If you think this sounds fascinating, my case is already lost. Indeed, the young writer's fellow students worshiped this story and the young genius who wrote it; they regarded my all-too-apparent indifference to the fork story as an insult not only to the author but to all of them. Ah, to almost all of them, for I was saved by a most unlikely and usually most silent member of the class. He was an Indian from Kerala, a devout Christian, and his accent and word order caused him to be treated dismissively--as someone who was struggling with English as a second language, although this was not the case. English was his first language, and he spoke and wrote it very well; the unfamiliarity of his accent and the cadence, even of his written sentences, made the other students regard him lightly.

Into the sea of approval that the fork story was receiving, and while my "but . . ." was repeatedly drowned out by the boisterous air of celebration in the class, the Indian Christian from Kerala said, "Excuse me, but perhaps I would have been moved if I were a fork. Unfortunately, I am merely a human being."

That day, and perhaps forever after, he should have been the teacher and I should have given my complete attention to him. He is not a writer these days, except on the faithful Christmas cards he sends from India, where he is a doctor. Under the usual holiday greetings, and the annual photograph of his increasing family, he writes in a firm, readable hand: "Still merely a human being."

On my Christmas cards to him, I write: "Not yet a fork."

(I used to say this to my students in Creative Writing: the wonderful and terrifying thing about the first page of paper that awaits the first sentence of your next book is that this clean piece of paper is completely unimpressed by your reputation, or lack thereof; that blank page has not read your previous work--it is neither comparing you to its favorite among your earlier novels nor is it sneering in memory of your past failures. That is the absolutely exhilarating and totally frightening thing about beginning--I mean each and every new beginning. That is when even the most experienced teacher becomes a student again and again.)

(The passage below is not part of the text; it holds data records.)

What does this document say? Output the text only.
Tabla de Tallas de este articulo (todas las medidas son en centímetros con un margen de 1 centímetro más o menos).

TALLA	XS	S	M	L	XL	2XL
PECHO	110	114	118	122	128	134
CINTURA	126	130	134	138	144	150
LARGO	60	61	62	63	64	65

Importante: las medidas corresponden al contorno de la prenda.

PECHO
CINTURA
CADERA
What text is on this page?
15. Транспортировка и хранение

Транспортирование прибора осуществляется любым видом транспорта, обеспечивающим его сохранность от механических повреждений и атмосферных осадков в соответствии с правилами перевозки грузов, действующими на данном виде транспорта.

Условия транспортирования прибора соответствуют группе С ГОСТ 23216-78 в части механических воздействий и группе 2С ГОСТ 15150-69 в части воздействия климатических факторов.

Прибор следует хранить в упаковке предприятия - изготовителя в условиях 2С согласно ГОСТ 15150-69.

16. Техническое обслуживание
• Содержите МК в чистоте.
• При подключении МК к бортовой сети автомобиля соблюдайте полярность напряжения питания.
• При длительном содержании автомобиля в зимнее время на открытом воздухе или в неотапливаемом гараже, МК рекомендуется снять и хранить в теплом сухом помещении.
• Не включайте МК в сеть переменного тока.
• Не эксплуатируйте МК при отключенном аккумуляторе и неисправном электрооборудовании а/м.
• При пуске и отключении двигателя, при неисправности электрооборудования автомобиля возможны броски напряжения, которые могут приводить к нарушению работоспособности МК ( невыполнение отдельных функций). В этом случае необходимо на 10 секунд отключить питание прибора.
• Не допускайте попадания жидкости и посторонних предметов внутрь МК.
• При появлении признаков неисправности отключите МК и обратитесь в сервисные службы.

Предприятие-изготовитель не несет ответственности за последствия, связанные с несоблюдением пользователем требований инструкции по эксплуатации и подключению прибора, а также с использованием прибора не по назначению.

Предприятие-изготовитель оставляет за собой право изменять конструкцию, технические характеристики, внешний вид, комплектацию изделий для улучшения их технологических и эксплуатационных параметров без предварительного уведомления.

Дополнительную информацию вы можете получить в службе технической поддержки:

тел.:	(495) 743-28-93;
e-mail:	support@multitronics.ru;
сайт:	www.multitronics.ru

And what about the fork author--where is he today? In Boston, I believe; more pertinent, he's a published novelist--and a good one. I much admired his first novel, and was overall relieved to see that the characters in it were human beings--no cutlery among them.

Alas, these generally pleasant memories should not conceal the fact that I must have played the Nelson Algren role to more than one of my writing students. I'm certain that I've hurt the feelings of young writers who were more serious and gifted than I judged them to be. But just as Mr. Algren didn't harm me by his blunt and (I think) unfair assessment, I doubt that I have harmed any real writers; real writers, after all, had better get used to being misunderstood.

When it happens to me, I just remind myself of what Ted Seabrooke told me: "That you're not very talented needn't be the end of it."